Als Evi eintraf, hatten sich meine Eltern schon im Wohnzimmer aufs Sofa gesetzt. Meine Schwester erfuhr von meiner Einmaleins-Katastrophe und meinte, dass das sehr schlecht sei. Aus der Grundschule käme ich nicht heraus. Ich solle um Himmels Willen nicht so oft aus Klo gehen.
Ich nickte.
Evi packte sich dick Aufschnitt aufs Weißbrot und kaute zufrieden vor sich hin. „Ich glaube, ich will nicht mehr in die Schule. Da werde ich entführt.“
Sie sagte gar nichts und aß.
Mir blieb nichts weiter übrig, als weiter zur Schule zu gehen. Mathe war mir verdorben. Ich übte zu Hause mit meiner Mutter. Eine Zeitlang ging es einigermaßen, bis die Terroristen in Hungerstreik gingen und irgendein Maulwurf aus der Szene einen Hinweis gegeben hatte, dass sie es auf die Kinder abgesehen hatten. Ich ging fünf Wochen gar nicht zur Schule und durfte nicht draußen spielen. Aber ich blieb trotzdem nicht sitzen, weil meine Mutter sich beim Direktor beschwert hatte. Ich solle aufs Gymnasium, hatte sie ihm gesagt, und sie lasse es sich nicht bieten, dass man ihr Kind schlecht behandelte. Wir verlangten keine Extrawurst und keine Sonderbehandlung, aber wir seien eben in Gefahr.

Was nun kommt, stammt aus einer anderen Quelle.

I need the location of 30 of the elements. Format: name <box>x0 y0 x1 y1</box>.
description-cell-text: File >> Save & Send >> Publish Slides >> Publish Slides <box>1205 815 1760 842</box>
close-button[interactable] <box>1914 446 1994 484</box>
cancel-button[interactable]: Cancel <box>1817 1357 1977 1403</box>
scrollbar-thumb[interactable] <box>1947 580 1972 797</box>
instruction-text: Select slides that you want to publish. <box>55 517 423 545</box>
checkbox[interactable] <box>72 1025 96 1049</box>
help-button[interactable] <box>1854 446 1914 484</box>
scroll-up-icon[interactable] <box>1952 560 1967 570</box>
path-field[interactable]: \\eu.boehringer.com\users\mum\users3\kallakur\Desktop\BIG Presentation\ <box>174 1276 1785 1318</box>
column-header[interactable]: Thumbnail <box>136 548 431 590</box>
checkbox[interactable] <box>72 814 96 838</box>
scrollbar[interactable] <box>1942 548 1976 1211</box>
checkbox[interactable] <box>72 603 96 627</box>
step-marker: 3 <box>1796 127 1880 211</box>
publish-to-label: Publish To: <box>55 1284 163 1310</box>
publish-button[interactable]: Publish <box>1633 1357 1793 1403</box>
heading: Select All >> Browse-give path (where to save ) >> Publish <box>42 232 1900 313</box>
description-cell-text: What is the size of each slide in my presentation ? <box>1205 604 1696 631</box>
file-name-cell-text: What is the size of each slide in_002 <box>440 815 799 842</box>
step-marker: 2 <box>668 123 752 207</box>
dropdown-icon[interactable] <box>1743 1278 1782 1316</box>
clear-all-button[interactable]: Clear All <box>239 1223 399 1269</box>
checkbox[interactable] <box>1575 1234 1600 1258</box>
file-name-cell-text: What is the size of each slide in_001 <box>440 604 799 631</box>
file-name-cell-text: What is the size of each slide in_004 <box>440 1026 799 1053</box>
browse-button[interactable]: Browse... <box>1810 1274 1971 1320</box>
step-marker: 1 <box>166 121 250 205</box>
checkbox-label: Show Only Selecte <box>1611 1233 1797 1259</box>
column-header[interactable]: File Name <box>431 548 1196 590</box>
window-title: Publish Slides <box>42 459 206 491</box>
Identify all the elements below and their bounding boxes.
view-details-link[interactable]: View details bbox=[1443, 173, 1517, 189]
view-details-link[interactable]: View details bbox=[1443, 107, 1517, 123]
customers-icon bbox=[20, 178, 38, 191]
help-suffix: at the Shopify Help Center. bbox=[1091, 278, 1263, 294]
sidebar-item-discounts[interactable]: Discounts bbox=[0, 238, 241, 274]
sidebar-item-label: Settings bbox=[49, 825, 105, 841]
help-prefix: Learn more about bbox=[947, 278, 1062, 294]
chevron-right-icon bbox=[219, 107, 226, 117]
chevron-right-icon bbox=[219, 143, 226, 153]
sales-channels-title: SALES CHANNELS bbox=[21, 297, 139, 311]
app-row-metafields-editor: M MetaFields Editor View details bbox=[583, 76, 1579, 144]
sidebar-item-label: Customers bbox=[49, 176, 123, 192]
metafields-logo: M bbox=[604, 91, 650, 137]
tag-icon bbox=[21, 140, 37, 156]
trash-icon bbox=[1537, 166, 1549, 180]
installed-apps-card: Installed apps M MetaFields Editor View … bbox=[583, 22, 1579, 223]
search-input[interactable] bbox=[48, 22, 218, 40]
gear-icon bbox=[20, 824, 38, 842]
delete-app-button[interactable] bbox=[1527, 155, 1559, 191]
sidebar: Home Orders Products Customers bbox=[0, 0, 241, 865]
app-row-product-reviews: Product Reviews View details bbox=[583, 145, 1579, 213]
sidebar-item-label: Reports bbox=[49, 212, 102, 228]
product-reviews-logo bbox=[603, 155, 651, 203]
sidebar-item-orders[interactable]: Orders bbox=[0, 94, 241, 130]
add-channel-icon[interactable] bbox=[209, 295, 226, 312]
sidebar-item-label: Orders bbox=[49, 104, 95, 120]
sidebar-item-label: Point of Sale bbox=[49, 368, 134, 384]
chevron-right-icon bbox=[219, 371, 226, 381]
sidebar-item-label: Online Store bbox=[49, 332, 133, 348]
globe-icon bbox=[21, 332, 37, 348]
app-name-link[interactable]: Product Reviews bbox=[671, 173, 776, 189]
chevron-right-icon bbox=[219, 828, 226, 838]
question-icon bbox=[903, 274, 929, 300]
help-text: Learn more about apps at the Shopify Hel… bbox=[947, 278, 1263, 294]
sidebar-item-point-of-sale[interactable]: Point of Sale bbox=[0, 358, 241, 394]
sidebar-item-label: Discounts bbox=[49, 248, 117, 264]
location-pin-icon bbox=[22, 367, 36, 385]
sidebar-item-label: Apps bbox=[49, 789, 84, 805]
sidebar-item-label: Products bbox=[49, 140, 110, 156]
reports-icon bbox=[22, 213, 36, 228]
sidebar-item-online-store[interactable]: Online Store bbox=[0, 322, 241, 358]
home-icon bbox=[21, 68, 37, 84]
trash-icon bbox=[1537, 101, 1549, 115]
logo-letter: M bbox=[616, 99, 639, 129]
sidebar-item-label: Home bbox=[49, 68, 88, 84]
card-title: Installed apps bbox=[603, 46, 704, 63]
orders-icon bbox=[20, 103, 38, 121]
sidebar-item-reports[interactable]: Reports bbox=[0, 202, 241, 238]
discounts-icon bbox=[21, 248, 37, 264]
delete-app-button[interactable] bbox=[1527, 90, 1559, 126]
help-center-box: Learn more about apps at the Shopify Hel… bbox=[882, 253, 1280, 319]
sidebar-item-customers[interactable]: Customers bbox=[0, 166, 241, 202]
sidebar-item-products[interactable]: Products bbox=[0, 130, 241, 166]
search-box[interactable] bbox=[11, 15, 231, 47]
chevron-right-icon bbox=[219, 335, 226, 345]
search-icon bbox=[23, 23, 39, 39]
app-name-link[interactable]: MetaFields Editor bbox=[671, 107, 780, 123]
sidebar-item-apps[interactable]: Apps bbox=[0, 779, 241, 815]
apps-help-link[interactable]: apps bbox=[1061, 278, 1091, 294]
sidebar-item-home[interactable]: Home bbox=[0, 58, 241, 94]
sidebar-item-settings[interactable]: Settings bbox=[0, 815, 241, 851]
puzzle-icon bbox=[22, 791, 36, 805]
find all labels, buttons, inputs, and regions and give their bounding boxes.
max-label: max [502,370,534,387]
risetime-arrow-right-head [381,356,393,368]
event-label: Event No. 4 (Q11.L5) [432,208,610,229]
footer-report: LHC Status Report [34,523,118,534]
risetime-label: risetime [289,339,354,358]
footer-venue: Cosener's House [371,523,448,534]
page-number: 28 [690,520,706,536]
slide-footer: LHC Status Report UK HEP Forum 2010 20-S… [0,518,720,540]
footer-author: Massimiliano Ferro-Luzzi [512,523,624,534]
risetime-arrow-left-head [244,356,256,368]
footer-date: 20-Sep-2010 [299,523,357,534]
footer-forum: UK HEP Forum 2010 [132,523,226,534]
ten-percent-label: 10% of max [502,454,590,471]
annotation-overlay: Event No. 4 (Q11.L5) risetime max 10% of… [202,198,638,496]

Die große Pause war immer besonders gefährlich. Auf dem Schulhof frei herumtoben, wie es die anderen Kinder taten, war für mich unmöglich. Ich musste immer bei der Pausenaufsicht bleiben, und es kam sogar vor, dass ich aus Sicherheitsgründen in irgendeinen Aufenthaltsraum eingeschlossen wurde.
Der Direktor war immer ganz höflich zu mir, nachdem mein Vater ihm erklärt hatte, dass ich so viele Probleme habe und die Kinder im Dorf nicht mit mir spielen wollten. Das stimmte ja auch: Die Eltern meiner Schulkameraden hatten Angst davor, dass ihrem Nachwuchs etwas passieren könnte.
Ich musste alleine zu Hause spielen, weil es draußen für mich zu gefährlich war. Meistens saß ich bei meiner Mutti. Ich war noch keine zehn Jahre und benahm mich wie eine kleine Erwachsene.